Wel zijn er nog steeds een aantal uitdagingen, waaronder niet met elkaar overeenstemmende gegevens op Flegt-vergunningen en douaneaangiften, en beperkte toegang van de lidstaten tot alle gegevens over SILK.
4. Volgende stappen
De Commissie zal in samenwerking met de lidstaten blijven werken aan een doeltreffende en consequente toepassing van de Flegt-verordening in de hele EU, onder meer door aanvullende richtsnoeren te ontwikkelen, en, waar nodig, aan de herziening van de Uitvoeringsrichtsnoeren Douane en Flegt op basis van de opgedane ervaring. Overeenkomstig artikel 3, lid 2, van Uitvoeringsverordening (EG) nr. 1024/2008 blijft de Commissie waar nodig de namen en andere relevante gegevens van de door Indonesië aangewezen vergunningverlenende autoriteiten aan de lidstaten verstrekken, evenals gewaarmerkte voorbeelden van stempels en handtekeningen voor iedere vergunningverlenende autoriteit en voorbeelden van het model voor Flegt-vergunningen dat door Indonesië wordt gebruikt.
De Commissie zal ook samen met de lidstaten blijven werken aan de verbetering van de verslaglegging, waaronder de verplaatsing van de online verslaglegging naar Declare, het stimuleren van de consistente vermelding van gegevens op Flegt-vergunningen en douaneaangiften, het consistente gebruik van meeteenheden en de verdere verbetering van het rapportageformat op basis van de opgedane ervaringen. Voorts zal de Commissie de lidstaten die momenteel geen gebruikmaken van Flegit/Traces, blijven aanmoedigen dat wel te gaan doen, omdat een van de voordelen hiervan is dat het de verslaglegging vergemakkelijkt. Ook zal de Commissie blijven werken aan de verdere verbetering van het IT-systeem Flegit/Traces op basis van de ervaringen en suggesties van de lidstaten, en blijven samenwerken inzake gegevensuitwisseling met lidstaten die hun eigen elektronische systemen hebben ontwikkeld.
Tegelijkertijd zal de Commissie nauw blijven samenwerken met de Indonesische autoriteiten om de hierboven beschreven problemen en uitdagingen aan te pakken als onderdeel van de bredere besprekingen over de uitvoering van de vrijwillige Flegt-partnerschapsovereenkomsten tussen de EU en Indonesië en het toezicht op de effecten ervan. Met Indonesië wordt gewerkt aan de integratie van de respectieve IT-systemen, d.w.z. Flegit/Traces, met SILK, waarbij het streven is een volledig elektronisch vergunningensysteem tot stand te brengen.
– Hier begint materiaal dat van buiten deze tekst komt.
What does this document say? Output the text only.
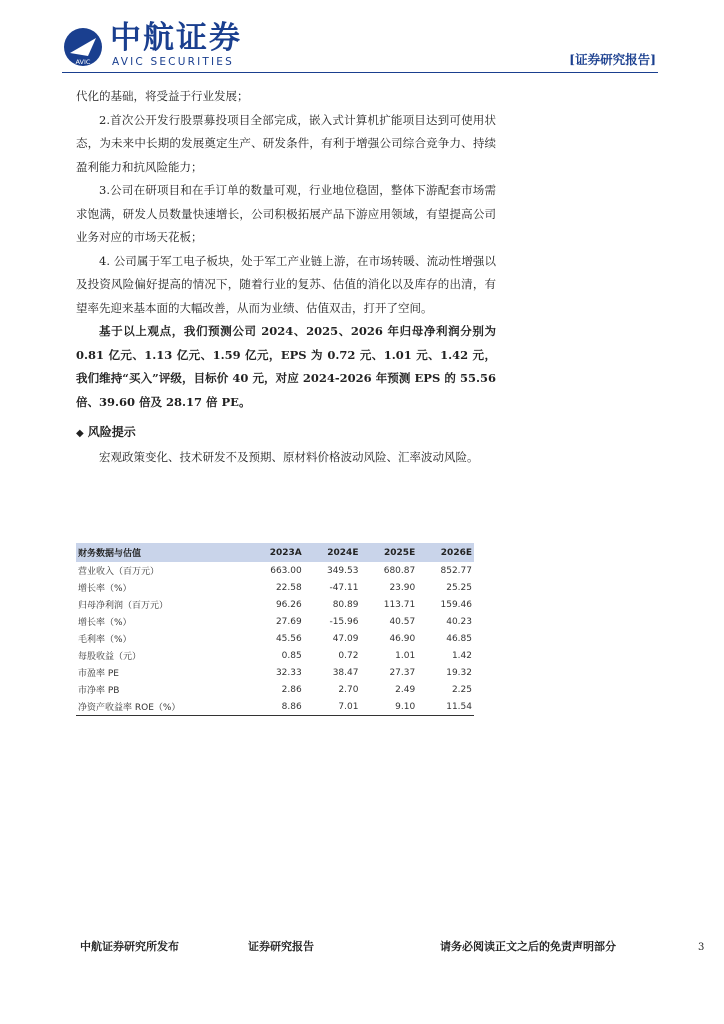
AVIC
中航证券
AVIC SECURITIES	[证券研究报告]

代化的基础，将受益于行业发展；

2.首次公开发行股票募投项目全部完成，嵌入式计算机扩能项目达到可使用状态，为未来中长期的发展奠定生产、研发条件，有利于增强公司综合竞争力、持续盈利能力和抗风险能力；

3.公司在研项目和在手订单的数量可观，行业地位稳固，整体下游配套市场需求饱满，研发人员数量快速增长，公司积极拓展产品下游应用领域，有望提高公司业务对应的市场天花板；

4. 公司属于军工电子板块，处于军工产业链上游，在市场转暖、流动性增强以及投资风险偏好提高的情况下，随着行业的复苏、估值的消化以及库存的出清，有望率先迎来基本面的大幅改善，从而为业绩、估值双击，打开了空间。

基于以上观点，我们预测公司 2024、2025、2026 年归母净利润分别为 0.81 亿元、1.13 亿元、1.59 亿元，EPS 为 0.72 元、1.01 元、1.42 元，我们维持“买入”评级，目标价 40 元，对应 2024-2026 年预测 EPS 的 55.56 倍、39.60 倍及 28.17 倍 PE。

◆ 风险提示

宏观政策变化、技术研发不及预期、原材料价格波动风险、汇率波动风险。

财务数据与估值	2023A	2024E	2025E	2026E
营业收入（百万元）	663.00	349.53	680.87	852.77
增长率（%）	22.58	-47.11	23.90	25.25
归母净利润（百万元）	96.26	80.89	113.71	159.46
增长率（%）	27.69	-15.96	40.57	40.23
毛利率（%）	45.56	47.09	46.90	46.85
每股收益（元）	0.85	0.72	1.01	1.42
市盈率 PE	32.33	38.47	27.37	19.32
市净率 PB	2.86	2.70	2.49	2.25
净资产收益率 ROE（%）	8.86	7.01	9.10	11.54
中航证券研究所发布	证券研究报告	请务必阅读正文之后的免责声明部分	3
Tot slot onderwerpt de Commissie de Flegt-verordening (samen met de EU-houtverordening) aan een geschiktheidscontrole om het functioneren en de doeltreffendheid van de verordening te beoordelen, overeenkomstig artikel 9 van de Flegt-verordening. De ervaring met de uitvoering van de Flegt-verordening kan een waardevolle bijdrage leveren aan de beoordeling van aanvullende maatregelen aan de vraagzijde voor andere grondstoffen en er wordt rekening gehouden met de voorlopige bevindingen van de geschiktheidscontrole voor de beoordeling van maatregelen aan de vraagzijde om de transparantie van de toeleveringsketen te vergroten en het risico op ontbossing en bosdegradatie, dat samenhangt met in de EU op de markt gebrachte producten, zoveel mogelijk te beperken.